Philip Roth, however, is one of the literary masters most attentive to the body. He has written lovingly about its lusts (Portnoy's Complaint), its decrepitude (The Dying Animal) and the intersection of the two (a ribald graveside scene in Sabbath's Theater). In his slim, stark novel Everyman (Houghton Mifflin; 182 pages), about the life and (mostly) death of an unnamed adman, Roth plays the body's trump card: someday it will die and take the mind with it.
Roth, 73, has said he was inspired to write Everyman by growing old, seeing friends die (including author Saul Bellow) and realizing that few novelists have written about the simple process of death. Everyman is essentially a medical biography. It begins at its end: the protagonist's burial in a rundown Jewish cemetery in New Jersey near his parents. It then returns to the beginning, cataloging his brushes with mortality--a drowned sailor washes up near his boyhood home during WWII, a burst appendix nearly kills him in his 30s--then jumps to his old age, a parade of annual hospitalizations. In between, there's a life, including three failed marriages, several infidelities and artistic ambitions he set aside, but Roth draws them with uncharacteristic sketchiness. (A stretch of midlife health is described thus: "Twenty-two years passed," with little elaboration.)

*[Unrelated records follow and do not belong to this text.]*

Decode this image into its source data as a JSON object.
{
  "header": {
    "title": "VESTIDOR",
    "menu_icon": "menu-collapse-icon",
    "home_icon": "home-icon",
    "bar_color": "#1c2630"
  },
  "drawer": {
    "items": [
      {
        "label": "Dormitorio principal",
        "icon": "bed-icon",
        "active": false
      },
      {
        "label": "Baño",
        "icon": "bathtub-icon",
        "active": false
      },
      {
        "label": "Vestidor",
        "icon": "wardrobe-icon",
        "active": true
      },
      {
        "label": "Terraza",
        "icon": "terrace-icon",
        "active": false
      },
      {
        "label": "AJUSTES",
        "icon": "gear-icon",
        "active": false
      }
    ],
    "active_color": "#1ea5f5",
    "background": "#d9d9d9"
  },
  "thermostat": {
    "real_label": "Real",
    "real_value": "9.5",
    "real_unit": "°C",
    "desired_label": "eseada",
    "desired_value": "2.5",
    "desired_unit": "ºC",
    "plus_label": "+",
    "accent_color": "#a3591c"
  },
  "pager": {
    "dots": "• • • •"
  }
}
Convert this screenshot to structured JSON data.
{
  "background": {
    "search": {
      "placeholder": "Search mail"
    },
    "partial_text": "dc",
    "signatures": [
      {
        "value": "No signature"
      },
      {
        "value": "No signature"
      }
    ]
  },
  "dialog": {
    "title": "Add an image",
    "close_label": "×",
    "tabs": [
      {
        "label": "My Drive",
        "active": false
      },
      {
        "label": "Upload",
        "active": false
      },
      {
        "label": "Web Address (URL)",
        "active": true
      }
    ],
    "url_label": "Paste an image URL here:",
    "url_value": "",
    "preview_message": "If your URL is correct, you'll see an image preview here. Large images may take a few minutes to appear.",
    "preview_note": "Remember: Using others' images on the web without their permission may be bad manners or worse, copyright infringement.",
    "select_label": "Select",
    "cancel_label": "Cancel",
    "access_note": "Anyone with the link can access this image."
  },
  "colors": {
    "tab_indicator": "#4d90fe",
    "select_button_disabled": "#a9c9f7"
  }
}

It is an ancient idea: death renders us all the same. The protagonist sees those around him reduced to symptoms--an ex-wife felled by a stroke, a lady friend racked with back pain, an ex-colleague failing mentally. Roth is writing in the medieval tradition of memento mori--remember that you must die. (The novel's title comes from a Christian morality play about a visit from Death.) But Roth's protagonist rejects the "hocus-pocus" of God and Heaven. If he were to write his autobiography, he thinks, "he'd call it The Life and Death of a Male Body." For this Everyman, there is only life and the "deadening depersonalization" of illness, which negates the self.
The problem is that in fiction, let alone life, the singular self does matter. Trying to make a Jersey boy who shares Roth's cultural background and birth year (1933) into an archetype, effacing his individuality, inhibits the reader from feeling the protagonist's loss emotionally, rather than just intellectually. (And denying him a name creates pronoun confusion whenever "he" talks to another man.) That Everyman's hero dies is universal. How he dies is not: he is alone, isolated from his brother, sons and ex-wives because of his traits and choices--often selfish, childish ones--but Roth has sketched his story in broad terms that read like mere outlines of his earlier novels.